After failing to defeat the Continental Army in New England, New York,
New Jersey, and Pennsylvania during the first half of the Revolutionary
War, British generals decided to turn south, where they believed they
could win the war in a region more heavily populated by Loyalists. In
late 1778, a British expeditionary force sailed south from New York City
and captured Savannah, which became a British base of operations and
strategic hinge. To thwart the British, an international force gathered
around Savannah, including Americans, Poles, Germans, Irish,
and--significantly--a volunteer force of free Blacks from present-day
Haiti: the Chasseurs-Volontaires de Saint-Domingue. The Chasseurs
constituted the largest Black military unit in the American Revolution.

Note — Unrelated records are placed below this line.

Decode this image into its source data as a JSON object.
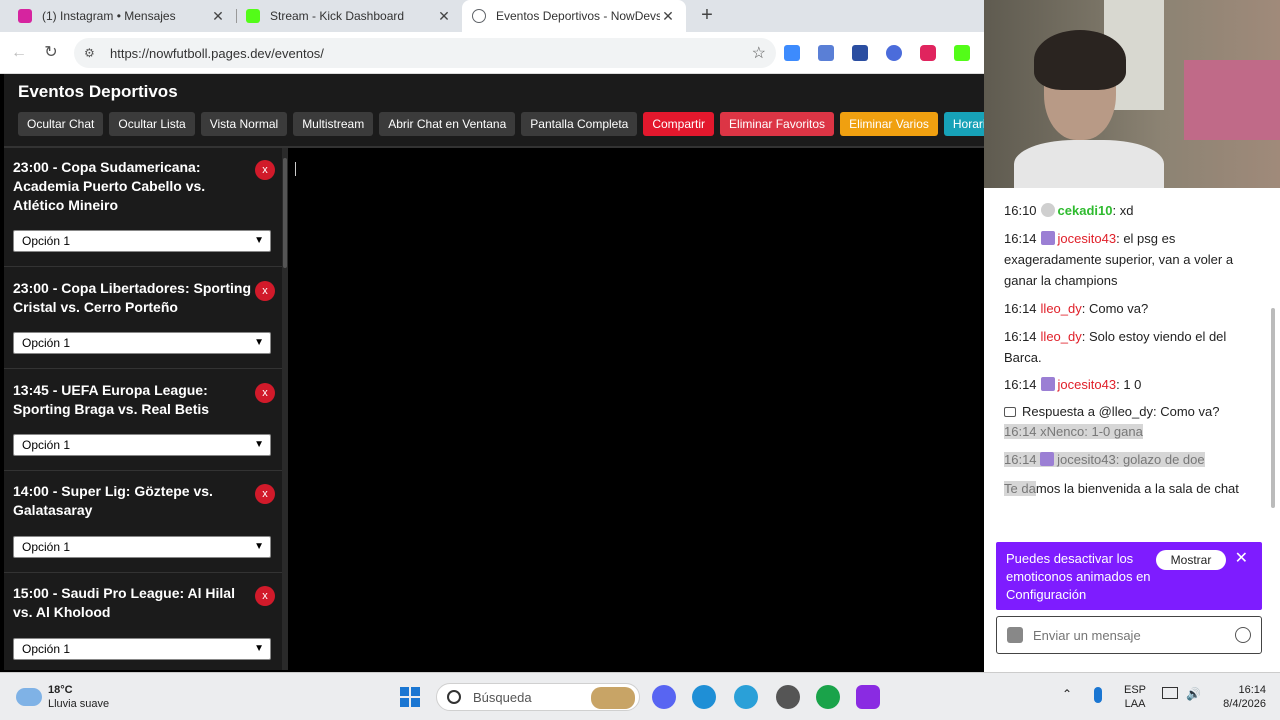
{
  "browser": {
    "tabs": [
      {
        "title": "(1) Instagram • Mensajes",
        "favicon_color": "#d6249f"
      },
      {
        "title": "Stream - Kick Dashboard",
        "favicon_color": "#53fc18"
      },
      {
        "title": "Eventos Deportivos - NowDevs",
        "favicon_color": "#5f6368"
      }
    ],
    "new_tab": "+",
    "url": "https://nowfutboll.pages.dev/eventos/"
  },
  "page": {
    "title": "Eventos Deportivos",
    "buttons": [
      {
        "label": "Ocultar Chat",
        "style": "dark"
      },
      {
        "label": "Ocultar Lista",
        "style": "dark"
      },
      {
        "label": "Vista Normal",
        "style": "dark"
      },
      {
        "label": "Multistream",
        "style": "dark"
      },
      {
        "label": "Abrir Chat en Ventana",
        "style": "dark"
      },
      {
        "label": "Pantalla Completa",
        "style": "dark"
      },
      {
        "label": "Compartir",
        "style": "red"
      },
      {
        "label": "Eliminar Favoritos",
        "style": "pink"
      },
      {
        "label": "Eliminar Varios",
        "style": "orange"
      },
      {
        "label": "Horario",
        "style": "teal"
      }
    ],
    "events": [
      {
        "title": "23:00 - Copa Sudamericana: Academia Puerto Cabello vs. Atlético Mineiro",
        "option": "Opción 1",
        "delete": "x"
      },
      {
        "title": "23:00 - Copa Libertadores: Sporting Cristal vs. Cerro Porteño",
        "option": "Opción 1",
        "delete": "x"
      },
      {
        "title": "13:45 - UEFA Europa League: Sporting Braga vs. Real Betis",
        "option": "Opción 1",
        "delete": "x"
      },
      {
        "title": "14:00 - Super Lig: Göztepe vs. Galatasaray",
        "option": "Opción 1",
        "delete": "x"
      },
      {
        "title": "15:00 - Saudi Pro League: Al Hilal vs. Al Kholood",
        "option": "Opción 1",
        "delete": "x"
      }
    ]
  },
  "chat": {
    "messages": [
      {
        "time": "16:10",
        "user": "cekadi10",
        "text": ": xd",
        "style": "green"
      },
      {
        "time": "16:14",
        "user": "jocesito43",
        "text": ": el psg es exageradamente superior, van a voler a ganar la champions",
        "style": "red"
      },
      {
        "time": "16:14",
        "user": "lleo_dy",
        "text": ": Como va?",
        "style": "red"
      },
      {
        "time": "16:14",
        "user": "lleo_dy",
        "text": ": Solo estoy viendo el del Barca.",
        "style": "red"
      },
      {
        "time": "16:14",
        "user": "jocesito43",
        "text": ": 1 0",
        "style": "red"
      }
    ],
    "reply": "Respuesta a @lleo_dy: Como va?",
    "faded": [
      {
        "time": "16:14",
        "user": "xNenco",
        "text": ": 1-0 gana"
      },
      {
        "time": "16:14",
        "user": "jocesito43",
        "text": ": golazo de doe"
      }
    ],
    "welcome_prefix": "Te da",
    "welcome": "mos la bienvenida a la sala de chat",
    "notice": {
      "text": "Puedes desactivar los emoticonos animados en Configuración",
      "button": "Mostrar",
      "close": "✕"
    },
    "input_placeholder": "Enviar un mensaje"
  },
  "taskbar": {
    "weather_temp": "18°C",
    "weather_desc": "Lluvia suave",
    "search": "Búsqueda",
    "lang_line1": "ESP",
    "lang_line2": "LAA",
    "time": "16:14",
    "date": "8/4/2026"
  }
}
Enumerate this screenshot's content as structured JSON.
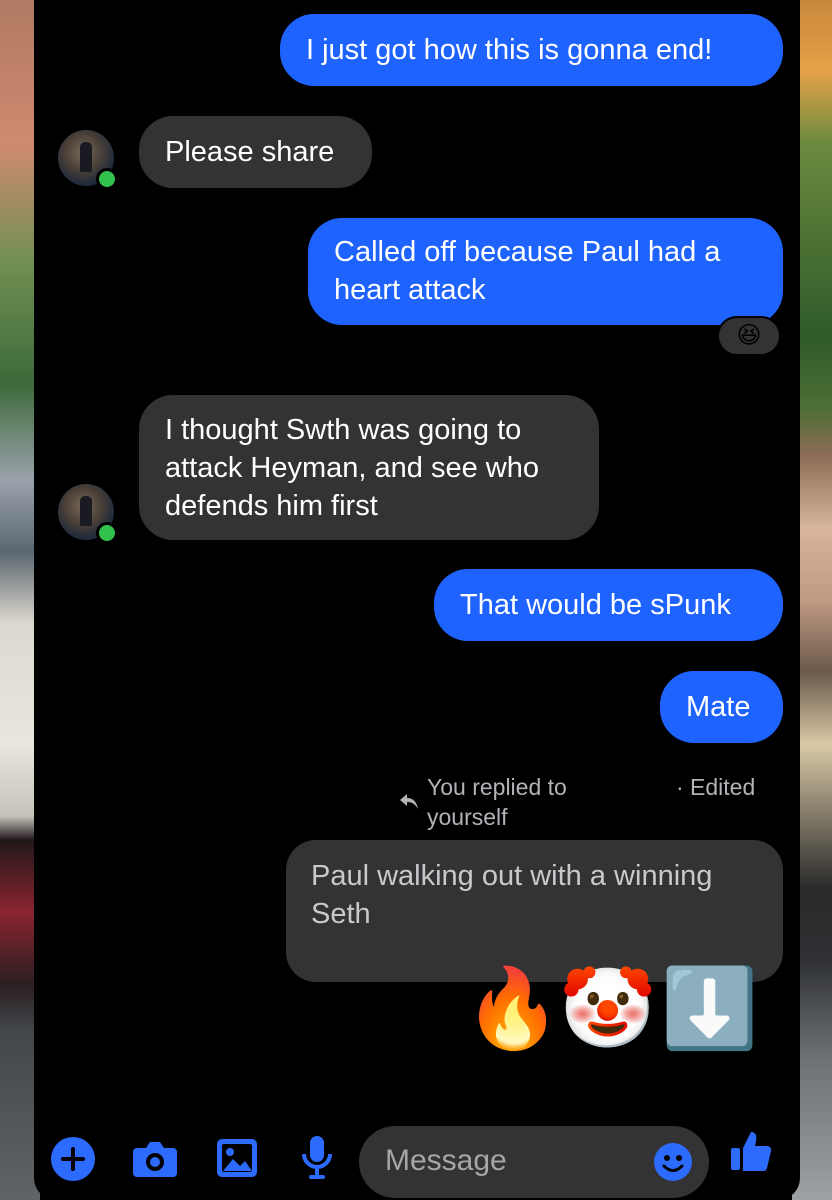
{
  "messages": [
    {
      "id": "m1",
      "direction": "outgoing",
      "text": "I just got how this is gonna end!"
    },
    {
      "id": "m2",
      "direction": "incoming",
      "text": "Please share"
    },
    {
      "id": "m3",
      "direction": "outgoing",
      "lines": [
        "Called off because Paul had a",
        "heart attack"
      ],
      "reaction": "😆"
    },
    {
      "id": "m4",
      "direction": "incoming",
      "lines": [
        "I thought Swth was going to",
        "attack Heyman, and see who",
        "defends him first"
      ]
    },
    {
      "id": "m5",
      "direction": "outgoing",
      "text": "That would be sPunk"
    },
    {
      "id": "m6",
      "direction": "outgoing",
      "text": "Mate"
    }
  ],
  "reply": {
    "context_lines": [
      "You replied to",
      "yourself"
    ],
    "edited_label": "· Edited",
    "quoted_lines": [
      "Paul walking out with a winning",
      "Seth"
    ]
  },
  "big_emojis": [
    "🔥",
    "🤡",
    "⬇️"
  ],
  "composer": {
    "placeholder": "Message",
    "icons": [
      "plus-icon",
      "camera-icon",
      "image-icon",
      "microphone-icon",
      "emoji-icon",
      "like-icon"
    ]
  },
  "colors": {
    "outgoing_bubble": "#1f63ff",
    "incoming_bubble": "#333335",
    "accent": "#2d6bff",
    "online": "#31c24d"
  }
}
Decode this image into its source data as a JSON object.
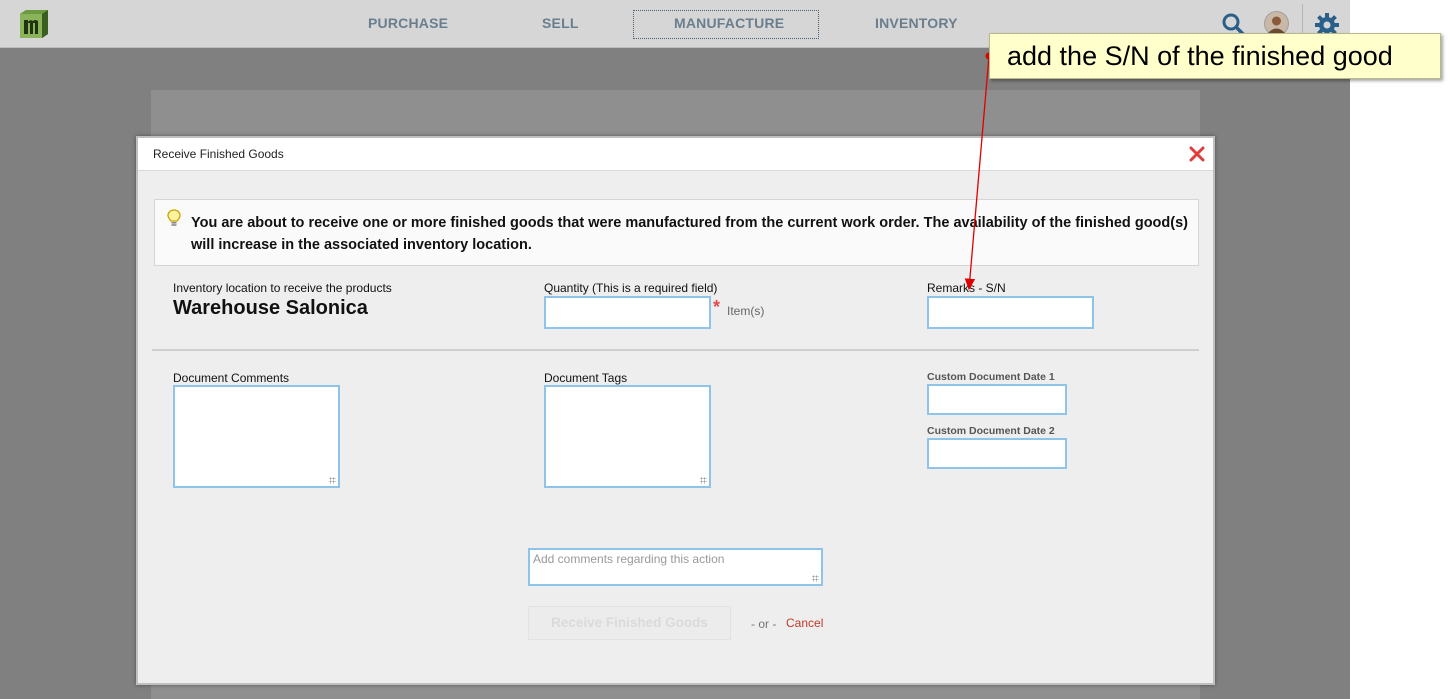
{
  "nav": {
    "items": [
      "PURCHASE",
      "SELL",
      "MANUFACTURE",
      "INVENTORY"
    ],
    "active": "MANUFACTURE"
  },
  "modal": {
    "title": "Receive Finished Goods",
    "info": "You are about to receive one or more finished goods that were manufactured from the current work order. The availability of the finished good(s) will increase in the associated inventory location.",
    "inventory_location_label": "Inventory location to receive the products",
    "inventory_location_value": "Warehouse Salonica",
    "quantity_label": "Quantity (This is a required field)",
    "quantity_unit": "Item(s)",
    "quantity_value": "",
    "remarks_label": "Remarks - S/N",
    "remarks_value": "",
    "document_comments_label": "Document Comments",
    "document_tags_label": "Document Tags",
    "custom_date_1_label": "Custom Document Date 1",
    "custom_date_2_label": "Custom Document Date 2",
    "action_comments_placeholder": "Add comments regarding this action",
    "submit_label": "Receive Finished Goods",
    "or_text": "- or -",
    "cancel_label": "Cancel"
  },
  "callout": {
    "text": "add the S/N of the finished good"
  },
  "icons": {
    "logo": "logo-icon",
    "search": "search-icon",
    "avatar": "avatar",
    "settings": "gear-icon",
    "close": "close-icon",
    "tip": "lightbulb-icon"
  },
  "colors": {
    "field_border": "#8ec4ea",
    "close": "#e03c3c",
    "cancel": "#c0392b",
    "callout_bg": "#ffffcc",
    "arrow": "#e00000"
  }
}
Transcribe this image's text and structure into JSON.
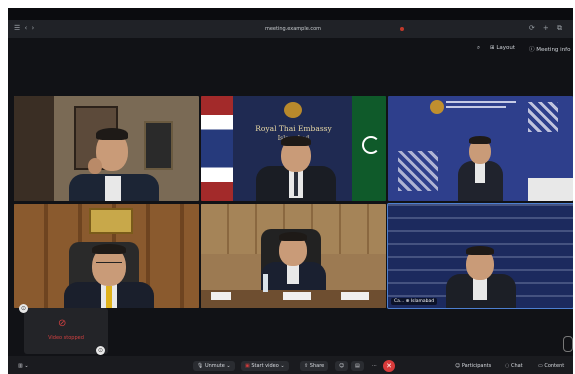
{
  "browser": {
    "url": "meeting.example.com",
    "left_controls": "☰ ‹ ›",
    "right_controls": "⟳ + ⧉"
  },
  "meeting": {
    "layout_label": "Layout",
    "info_label": "Meeting info",
    "search_icon": "search-icon"
  },
  "tiles": [
    {
      "id": "participant-1",
      "name": ""
    },
    {
      "id": "participant-2",
      "name": ""
    },
    {
      "id": "participant-3",
      "name": ""
    },
    {
      "id": "participant-4",
      "name": ""
    },
    {
      "id": "participant-5",
      "name": ""
    },
    {
      "id": "participant-6",
      "name": "Ca... ⊕ Islamabad"
    }
  ],
  "embassy_banner": {
    "line1": "Royal Thai Embassy",
    "line2": "Islamabad"
  },
  "self_view": {
    "label": "Video stopped"
  },
  "toolbar": {
    "unmute": "Unmute",
    "start_video": "Start video",
    "share": "Share",
    "participants": "Participants",
    "chat": "Chat",
    "content": "Content"
  },
  "colors": {
    "accent_red": "#d83b3b",
    "background": "#111216",
    "toolbar": "#1a1b1f"
  }
}
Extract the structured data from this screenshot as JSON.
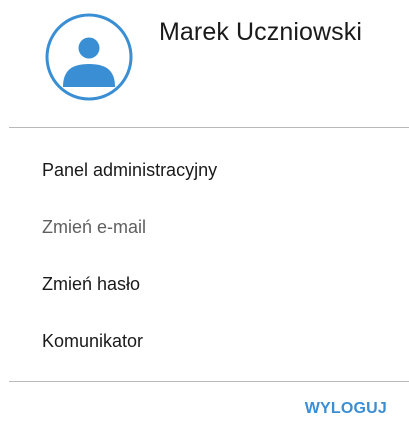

The soldiers were free men, the sons of French fathers, mostly sugar
plantation owners, and slave mothers in France's most prosperous
overseas colony. In the fall of 1779, this force joined the attack on
the British at Savannah in a series of frontal results. The French and
Americans were repulsed at great cost in lives, but the free Black
Haitians stood their ground--and, in a moment of high courage that has
never received its due, stymied a British counterattack that salvaged
the day for the Americans and French. A rock at Savannah on behalf of
the American Revolution, many of the Haitian survivors of the battle
went on to serve the cause of liberty in the Haitian Revolution and help
found the first Black republic in world history. This is their story.